You see, for all the quibbling (which we’ve participated in) about blue shift, about screen burn-in, and about muted colours, the Pixel 2 XL screen is delicious, and it’s part of a package that ultimately is very satisfying to use. Switching back to the Samsung Galaxy S8 last night — as the Pixel 2 XL is off to Alex Choros for a while — was a sobering experience. Not only is the software treacle-slow by comparison, but the screen is so vivid, the colours so overwhelming, that I found switching back positively painful.
Some people have pointed out that you can turn off Samsung’s vivid colours, and you can. But even turned off, they’re still well over-saturated, and if you use the blue light filter to use your phone at night without straining your eyes, those vivid colours come right back (and then you can’t turn them off).
There’s a bit more to the story. I hadn’t used the Galaxy S8 for a couple of weeks, and so it had a hundred software updates to download. Fair enough, but it slowed the phone to a crawl and chewed through battery like it was candy. Samsung’s own proprietary apps decided to update, too, and you can’t easily stop them. As readers have pointed out, you can turn off Samsung’s Galaxy Apps auto-update feature, too, but it isn’t as easily found for the novice user as it is for Google Play’s automatic updates.
All these software updates turned a slow experience to an even slower one.

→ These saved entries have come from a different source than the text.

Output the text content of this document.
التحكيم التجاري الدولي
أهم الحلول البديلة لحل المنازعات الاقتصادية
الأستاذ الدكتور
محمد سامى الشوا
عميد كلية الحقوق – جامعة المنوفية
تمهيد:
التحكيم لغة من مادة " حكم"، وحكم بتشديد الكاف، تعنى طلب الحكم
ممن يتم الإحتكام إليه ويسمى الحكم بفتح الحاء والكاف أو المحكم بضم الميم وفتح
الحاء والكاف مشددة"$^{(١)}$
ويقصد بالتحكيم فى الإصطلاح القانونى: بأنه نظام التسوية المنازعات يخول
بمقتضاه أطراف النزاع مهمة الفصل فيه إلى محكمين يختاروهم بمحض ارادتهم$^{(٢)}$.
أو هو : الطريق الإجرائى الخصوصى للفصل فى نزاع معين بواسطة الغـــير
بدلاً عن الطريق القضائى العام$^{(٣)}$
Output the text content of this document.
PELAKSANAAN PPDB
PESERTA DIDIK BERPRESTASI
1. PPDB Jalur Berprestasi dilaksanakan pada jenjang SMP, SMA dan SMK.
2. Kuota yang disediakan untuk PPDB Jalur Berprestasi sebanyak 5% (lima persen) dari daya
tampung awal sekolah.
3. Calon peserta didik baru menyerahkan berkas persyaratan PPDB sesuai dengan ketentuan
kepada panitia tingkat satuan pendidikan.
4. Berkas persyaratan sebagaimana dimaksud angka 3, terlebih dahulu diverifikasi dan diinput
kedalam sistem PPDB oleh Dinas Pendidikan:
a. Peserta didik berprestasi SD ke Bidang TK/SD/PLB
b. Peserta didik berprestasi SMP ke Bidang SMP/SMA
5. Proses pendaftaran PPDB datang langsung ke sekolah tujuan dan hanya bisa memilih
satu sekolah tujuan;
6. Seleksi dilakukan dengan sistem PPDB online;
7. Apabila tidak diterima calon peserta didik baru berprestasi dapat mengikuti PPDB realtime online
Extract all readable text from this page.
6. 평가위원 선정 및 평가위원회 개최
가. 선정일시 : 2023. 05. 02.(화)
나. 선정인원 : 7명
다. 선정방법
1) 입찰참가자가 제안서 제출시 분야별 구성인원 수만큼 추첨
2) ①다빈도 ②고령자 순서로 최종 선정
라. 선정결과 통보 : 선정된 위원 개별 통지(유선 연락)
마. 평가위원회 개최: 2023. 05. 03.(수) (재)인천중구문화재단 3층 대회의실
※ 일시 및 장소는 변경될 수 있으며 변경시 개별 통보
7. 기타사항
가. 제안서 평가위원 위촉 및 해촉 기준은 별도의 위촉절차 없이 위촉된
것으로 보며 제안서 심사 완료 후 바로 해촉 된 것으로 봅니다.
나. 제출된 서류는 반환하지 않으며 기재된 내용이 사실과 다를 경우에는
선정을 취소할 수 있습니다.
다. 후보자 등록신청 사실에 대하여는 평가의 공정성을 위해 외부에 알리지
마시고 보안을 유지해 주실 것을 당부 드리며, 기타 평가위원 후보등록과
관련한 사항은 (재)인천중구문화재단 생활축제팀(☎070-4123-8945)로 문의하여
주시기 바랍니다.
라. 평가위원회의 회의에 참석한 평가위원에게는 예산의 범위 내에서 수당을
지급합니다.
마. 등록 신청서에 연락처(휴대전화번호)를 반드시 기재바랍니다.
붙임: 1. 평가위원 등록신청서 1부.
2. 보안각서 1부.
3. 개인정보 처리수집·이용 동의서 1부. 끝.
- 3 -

In fact, the whole experience nearly killed the phone — it lost 20% battery within half an hour running these updates. Even after it had finished, and allowing the phone the luxury of a reboot to clear out the cobwebs after so many updates, the phone still felt slow. It felt like I was doing battle with Samsung’s operating system. Screen touches didn’t feel as responsive. Apps were not as quick to launch. All in all, I wasn’t happy.
To be clear, this isn’t a criticism of Samsung’s Galaxy S8, one of the better phones released in recent years. It’s more a commentary on the state of Android as interpreted by the various OEMs — it simply isn’t as good as it could, or should be.

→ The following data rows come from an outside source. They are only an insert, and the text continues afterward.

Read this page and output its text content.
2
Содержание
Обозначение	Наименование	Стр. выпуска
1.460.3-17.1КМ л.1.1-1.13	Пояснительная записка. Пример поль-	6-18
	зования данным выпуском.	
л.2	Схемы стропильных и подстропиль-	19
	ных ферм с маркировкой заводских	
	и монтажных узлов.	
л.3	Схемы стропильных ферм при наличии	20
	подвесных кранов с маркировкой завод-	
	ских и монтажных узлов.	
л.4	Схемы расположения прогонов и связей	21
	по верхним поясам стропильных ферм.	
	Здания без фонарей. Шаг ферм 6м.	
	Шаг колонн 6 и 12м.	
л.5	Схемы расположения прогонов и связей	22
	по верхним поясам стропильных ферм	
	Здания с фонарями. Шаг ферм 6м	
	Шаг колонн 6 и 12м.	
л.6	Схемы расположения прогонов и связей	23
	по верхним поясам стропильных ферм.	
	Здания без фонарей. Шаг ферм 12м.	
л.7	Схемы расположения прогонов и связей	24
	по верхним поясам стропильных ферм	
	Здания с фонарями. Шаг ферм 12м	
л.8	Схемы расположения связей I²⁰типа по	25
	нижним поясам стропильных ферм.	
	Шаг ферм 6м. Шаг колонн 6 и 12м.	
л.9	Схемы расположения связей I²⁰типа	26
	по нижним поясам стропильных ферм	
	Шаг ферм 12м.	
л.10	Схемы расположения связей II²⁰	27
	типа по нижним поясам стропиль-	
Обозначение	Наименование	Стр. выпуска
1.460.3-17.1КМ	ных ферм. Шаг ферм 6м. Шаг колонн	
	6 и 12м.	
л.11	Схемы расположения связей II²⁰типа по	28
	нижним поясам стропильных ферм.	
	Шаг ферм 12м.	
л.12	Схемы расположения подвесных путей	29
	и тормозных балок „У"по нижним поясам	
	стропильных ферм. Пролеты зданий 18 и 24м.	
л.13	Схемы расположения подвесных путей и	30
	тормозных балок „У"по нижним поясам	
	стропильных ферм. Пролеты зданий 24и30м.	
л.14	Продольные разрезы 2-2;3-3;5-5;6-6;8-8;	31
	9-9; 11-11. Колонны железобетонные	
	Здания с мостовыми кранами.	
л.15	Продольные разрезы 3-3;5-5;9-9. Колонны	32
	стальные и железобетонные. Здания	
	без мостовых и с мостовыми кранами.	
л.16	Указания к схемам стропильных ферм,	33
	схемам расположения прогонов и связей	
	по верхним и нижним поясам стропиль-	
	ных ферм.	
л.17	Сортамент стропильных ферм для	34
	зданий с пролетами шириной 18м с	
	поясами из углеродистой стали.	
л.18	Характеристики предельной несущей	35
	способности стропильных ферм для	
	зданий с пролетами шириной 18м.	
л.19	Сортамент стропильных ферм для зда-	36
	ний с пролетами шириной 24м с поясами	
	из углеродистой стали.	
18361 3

There’s areas where criticism of the Pixel 2 XL is due; the screen isn’t perfect, and that’s about it. Some of these issues can be fixed over time, and Google has already taken steps to minimise the incidence of burn-in. Other flaws can’t be fixed, but equally, aren’t terminal.
Where the Pixel 2 XL excels (ha-ha), conclusively, is the battery life (seven hours screen-on time is insane), the camera quality (it makes Samsung’s look childish), and the lightning speed of the software. App updates are handled quickly and don’t slow the phone to a crawl. The software remains ultra-responsive.
It’s simply a joy to use.
I know, you might think it an unfair comparison, a phone from March 2017 vs one from October 2017. Let’s be honest, though. Samsung had ahead-of-the-game internals in March, and there’s no reason in hardware why the Galaxy S8 should be significantly different an experience to the Pixel 2 range. In fact, in many markets, the Galaxy S8 is sold with the exact same processor – a Snapdragon 835 – so Samsung’s phone being a few months older is a red herring.
It comes down to software, and if you want the best experience you can have on Android, the Pixel 2 line is where it’s found, flaws and all.
And no, the screen ‘flaws’ don’t affect your ongoing use. At all.